Pour comprendre pourquoi le Kerberoasting fonctionne, il faut d’abord comprendre les bases de Kerberos.
Kerberos est un protocole d’authentification qui permet aux utilisateurs et aux services (comme les applications, les bases de données et les serveurs) de s’authentifier et de communiquer en toute sécurité au sein d’Active Directory et d’autres domaines.
Le processus d’authentification Kerberos utilise un système de tickets. Au cœur de ce système se trouve le centre de distribution de clés (KDC), qui s’exécute sur le contrôleur de domaine du réseau.
Le KDC est essentiellement le gardien du domaine. Il authentifie les utilisateurs et les services sur le réseau et leur délivre des tickets. Les tickets sont des identifiants qui prouvent l’identité des utilisateurs et leur permettent d’accéder à d’autres ressources sur le réseau. Les utilisateurs et les services échangent ces tickets pour vérifier leur identité les uns auprès des autres.
Lorsqu’un utilisateur se connecte à un domaine, il s’authentifie d’abord auprès du KDC et reçoit un ticket d’octroi de tickets (TGT). Ce TGT permet à l’utilisateur de demander l’accès aux services de domaine.
Lorsque l’utilisateur souhaite accéder à un service, il envoie une requête au service d’octroi de tickets (TGS) du KDC. Le TGT accompagne cette demande pour garantir l’identité de l’utilisateur.
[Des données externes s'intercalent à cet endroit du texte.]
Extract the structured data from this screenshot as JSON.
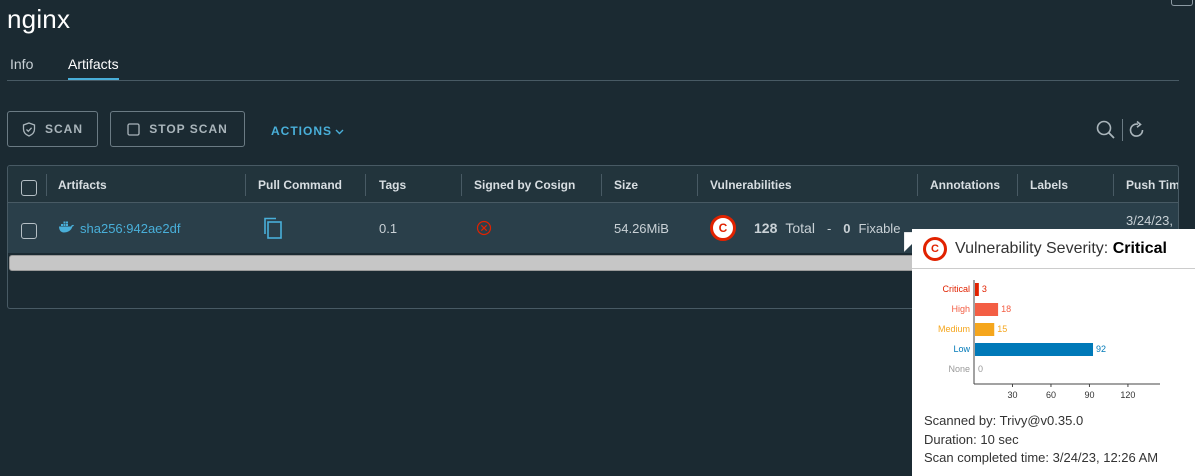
{
  "page": {
    "title": "nginx"
  },
  "tabs": [
    {
      "label": "Info"
    },
    {
      "label": "Artifacts"
    }
  ],
  "toolbar": {
    "scan_label": "SCAN",
    "stop_scan_label": "STOP SCAN",
    "actions_label": "ACTIONS"
  },
  "grid": {
    "columns": [
      "Artifacts",
      "Pull Command",
      "Tags",
      "Signed by Cosign",
      "Size",
      "Vulnerabilities",
      "Annotations",
      "Labels",
      "Push Time"
    ],
    "rows": [
      {
        "digest": "sha256:942ae2df",
        "tag": "0.1",
        "size": "54.26MiB",
        "vuln_badge": "C",
        "vuln_total": "128",
        "vuln_total_label": "Total",
        "vuln_fixable": "0",
        "vuln_fixable_label": "Fixable",
        "push_time": "3/24/23,"
      }
    ]
  },
  "popover": {
    "badge": "C",
    "title_prefix": "Vulnerability Severity:",
    "title_severity": "Critical",
    "scanned_by": "Scanned by: Trivy@v0.35.0",
    "duration": "Duration: 10 sec",
    "completed": "Scan completed time: 3/24/23, 12:26 AM"
  },
  "chart_data": {
    "type": "bar",
    "orientation": "horizontal",
    "categories": [
      "Critical",
      "High",
      "Medium",
      "Low",
      "None"
    ],
    "values": [
      3,
      18,
      15,
      92,
      0
    ],
    "colors": [
      "#e12200",
      "#f35e44",
      "#f5a61d",
      "#0079b8",
      "#999999"
    ],
    "xticks": [
      30,
      60,
      90,
      120
    ],
    "xlim": [
      0,
      145
    ]
  },
  "colors": {
    "background": "#1b2a32",
    "accent": "#49afd9",
    "critical": "#e12200"
  }
}
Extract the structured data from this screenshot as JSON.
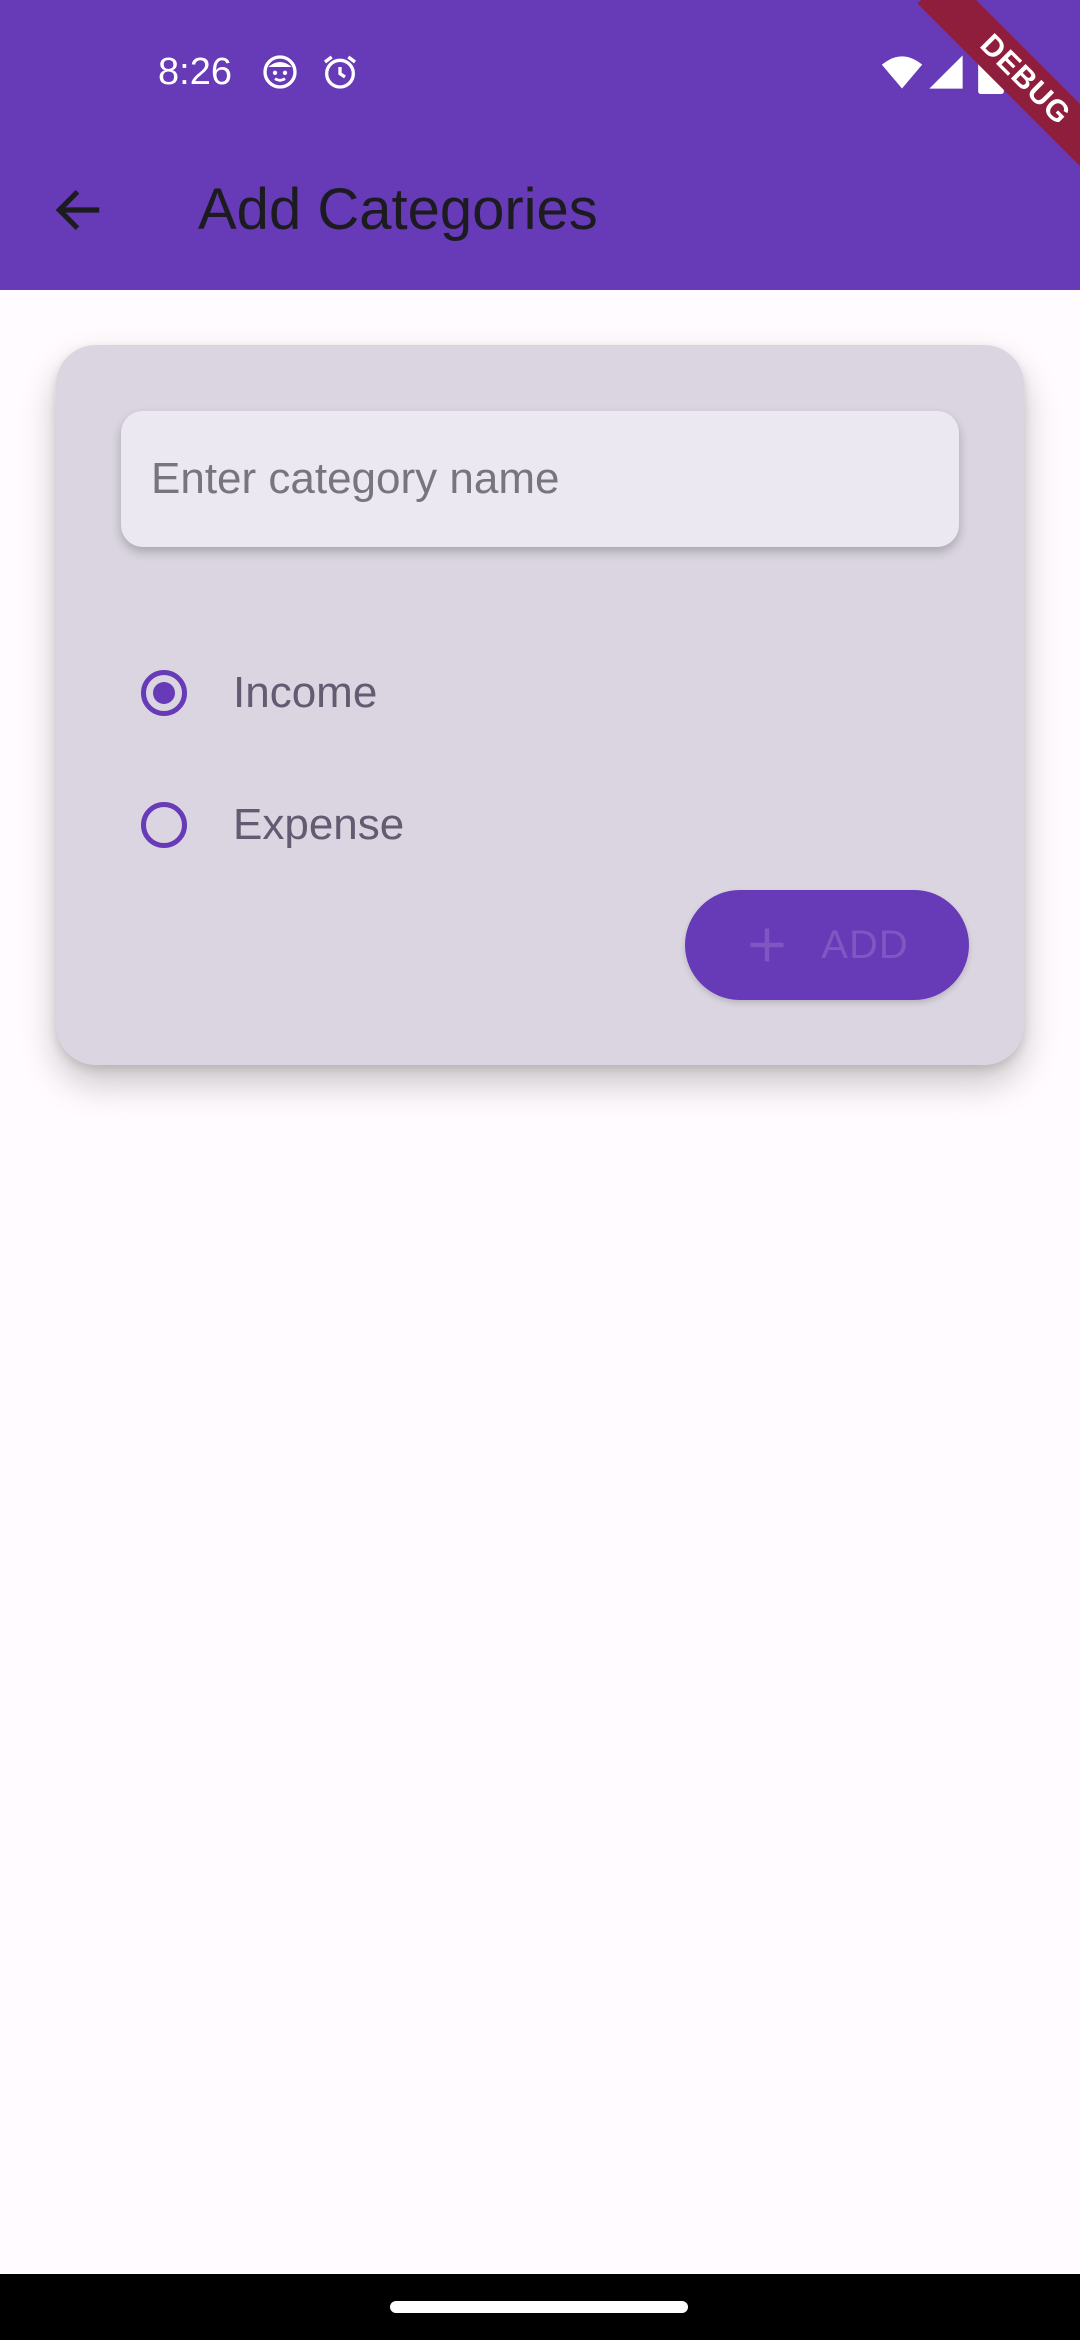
{
  "status_bar": {
    "time": "8:26",
    "icons": [
      "face-notification-icon",
      "alarm-icon",
      "wifi-icon",
      "cell-signal-icon",
      "battery-icon"
    ]
  },
  "app_bar": {
    "back_icon": "arrow-back-icon",
    "title": "Add Categories"
  },
  "debug_banner": {
    "label": "DEBUG"
  },
  "form": {
    "category_name": {
      "value": "",
      "placeholder": "Enter category name"
    },
    "type_options": [
      {
        "label": "Income",
        "selected": true
      },
      {
        "label": "Expense",
        "selected": false
      }
    ],
    "add_button": {
      "icon": "plus-icon",
      "label": "ADD"
    }
  },
  "colors": {
    "primary": "#673AB7",
    "card_background": "#DAD5E0",
    "page_background": "#FFFBFE",
    "debug_banner": "#8E1E3C"
  }
}
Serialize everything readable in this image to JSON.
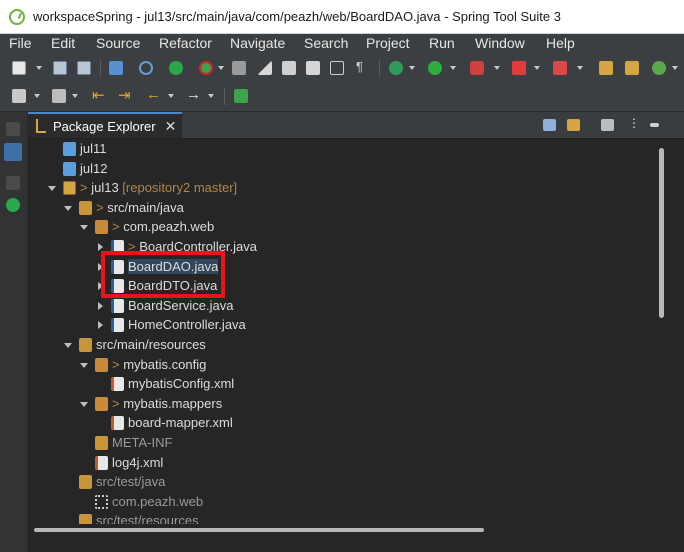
{
  "window": {
    "title": "workspaceSpring - jul13/src/main/java/com/peazh/web/BoardDAO.java - Spring Tool Suite 3"
  },
  "menu": [
    "File",
    "Edit",
    "Source",
    "Refactor",
    "Navigate",
    "Search",
    "Project",
    "Run",
    "Window",
    "Help"
  ],
  "toolbar_icons": [
    "new-icon",
    "save-icon",
    "save-all-icon",
    "terminal-icon",
    "search-icon",
    "power-icon",
    "boot-dashboard-icon",
    "hammer-icon",
    "brush-icon",
    "spring-icon",
    "link-icon",
    "dock-icon",
    "paragraph-icon",
    "debug-icon",
    "run-icon",
    "run-external-icon",
    "stop-icon",
    "coverage-icon",
    "new-project-icon",
    "open-type-icon",
    "new-class-icon"
  ],
  "view": {
    "tab_label": "Package Explorer"
  },
  "tree": [
    {
      "label": "jul11",
      "kind": "folder",
      "depth": 0,
      "state": "none"
    },
    {
      "label": "jul12",
      "kind": "folder",
      "depth": 0,
      "state": "none"
    },
    {
      "label": "jul13",
      "suffix": "[repository2 master]",
      "kind": "project",
      "depth": 0,
      "state": "expanded",
      "dirty": true
    },
    {
      "label": "src/main/java",
      "kind": "source",
      "depth": 1,
      "state": "expanded",
      "dirty": true
    },
    {
      "label": "com.peazh.web",
      "kind": "package",
      "depth": 2,
      "state": "expanded",
      "dirty": true
    },
    {
      "label": "BoardController.java",
      "kind": "java",
      "depth": 3,
      "state": "collapsed",
      "dirty": true
    },
    {
      "label": "BoardDAO.java",
      "kind": "java",
      "depth": 3,
      "state": "collapsed",
      "selected": true
    },
    {
      "label": "BoardDTO.java",
      "kind": "java",
      "depth": 3,
      "state": "collapsed"
    },
    {
      "label": "BoardService.java",
      "kind": "java",
      "depth": 3,
      "state": "collapsed"
    },
    {
      "label": "HomeController.java",
      "kind": "java",
      "depth": 3,
      "state": "collapsed"
    },
    {
      "label": "src/main/resources",
      "kind": "source",
      "depth": 1,
      "state": "expanded"
    },
    {
      "label": "mybatis.config",
      "kind": "package",
      "depth": 2,
      "state": "expanded",
      "dirty": true
    },
    {
      "label": "mybatisConfig.xml",
      "kind": "xml",
      "depth": 3,
      "state": "none"
    },
    {
      "label": "mybatis.mappers",
      "kind": "package",
      "depth": 2,
      "state": "expanded",
      "dirty": true
    },
    {
      "label": "board-mapper.xml",
      "kind": "xml",
      "depth": 3,
      "state": "none"
    },
    {
      "label": "META-INF",
      "kind": "folder-plain",
      "depth": 2,
      "state": "none",
      "dim": true
    },
    {
      "label": "log4j.xml",
      "kind": "xml",
      "depth": 2,
      "state": "none"
    },
    {
      "label": "src/test/java",
      "kind": "source",
      "depth": 1,
      "state": "none",
      "dim": true
    },
    {
      "label": "com.peazh.web",
      "kind": "package-empty",
      "depth": 2,
      "state": "none",
      "dim": true
    },
    {
      "label": "src/test/resources",
      "kind": "source",
      "depth": 1,
      "state": "none",
      "dim": true
    }
  ],
  "colors": {
    "highlight": "#e8141b",
    "accent": "#4a88c7"
  }
}
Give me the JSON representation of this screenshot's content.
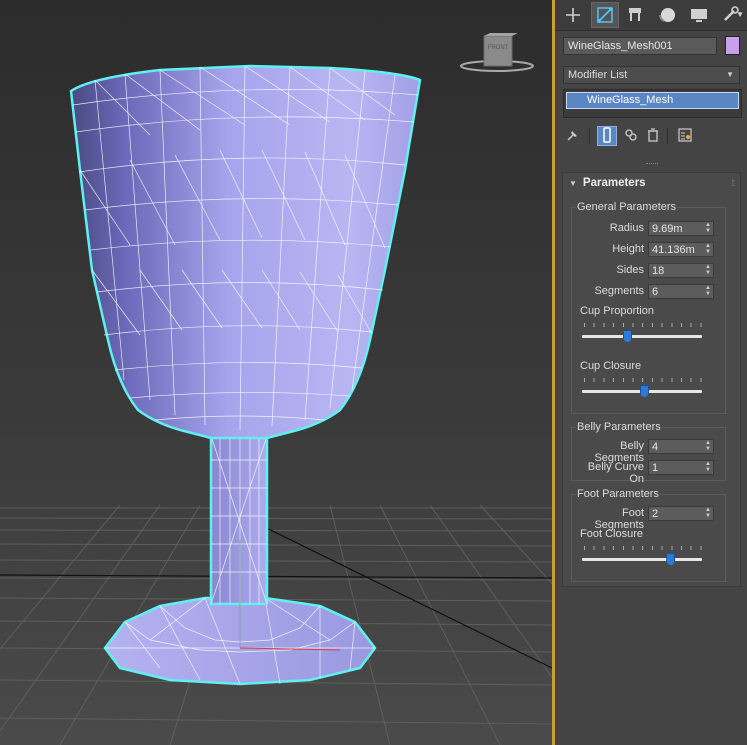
{
  "viewport": {
    "viewcube_label": "FRONT"
  },
  "command_panel": {
    "tabs": [
      {
        "icon": "create-plus-icon"
      },
      {
        "icon": "modify-icon"
      },
      {
        "icon": "hierarchy-icon"
      },
      {
        "icon": "motion-icon"
      },
      {
        "icon": "display-icon"
      },
      {
        "icon": "utilities-icon"
      }
    ],
    "object_name": "WineGlass_Mesh001",
    "object_color": "#c8a0ee",
    "modifier_list_label": "Modifier List",
    "modifier_stack": [
      "WineGlass_Mesh"
    ]
  },
  "parameters": {
    "rollout_title": "Parameters",
    "general": {
      "title": "General Parameters",
      "radius_label": "Radius",
      "radius_value": "9.69m",
      "height_label": "Height",
      "height_value": "41.136m",
      "sides_label": "Sides",
      "sides_value": "18",
      "segments_label": "Segments",
      "segments_value": "6",
      "cup_proportion_label": "Cup Proportion",
      "cup_proportion_value": 0.38,
      "cup_closure_label": "Cup Closure",
      "cup_closure_value": 0.52
    },
    "belly": {
      "title": "Belly Parameters",
      "segments_label": "Belly Segments",
      "segments_value": "4",
      "curve_label": "Belly Curve On",
      "curve_value": "1"
    },
    "foot": {
      "title": "Foot Parameters",
      "segments_label": "Foot Segments",
      "segments_value": "2",
      "closure_label": "Foot Closure",
      "closure_value": 0.74
    }
  },
  "colors": {
    "selection_outline": "#5ff0f0",
    "mesh_fill": "#a9a6ee",
    "accent_blue": "#5b86c4",
    "viewport_border": "#c9a22e"
  }
}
En réponse, le KDC émet un ticket de service, également appelé « ticket TGS », qui est chiffré à l’aide du mot de passe du compte de service. Cela permet de s’assurer que seul le service cible peut valider la demande d’accès de l’utilisateur. L’utilisateur présente ce ticket de service au service cible, qui authentifie l’utilisateur et lance une session sécurisée.
Quelques détails dans la conception de Kerberos laissent la porte ouverte au Kerberoasting.
Premièrement, le KDC ne vérifie pas si les utilisateurs sont autorisés ou non à accéder à un service. Tout utilisateur peut demander un ticket pour n’importe quel service. Il appartient aux services individuels d’appliquer les permissions et de bloquer les utilisateurs non autorisés. De ce fait, les pirates n’ont pas besoin de s’emparer des comptes des administrateurs de domaine ou d’autres utilisateurs privilégiés. Tout compte compromis fait l’affaire.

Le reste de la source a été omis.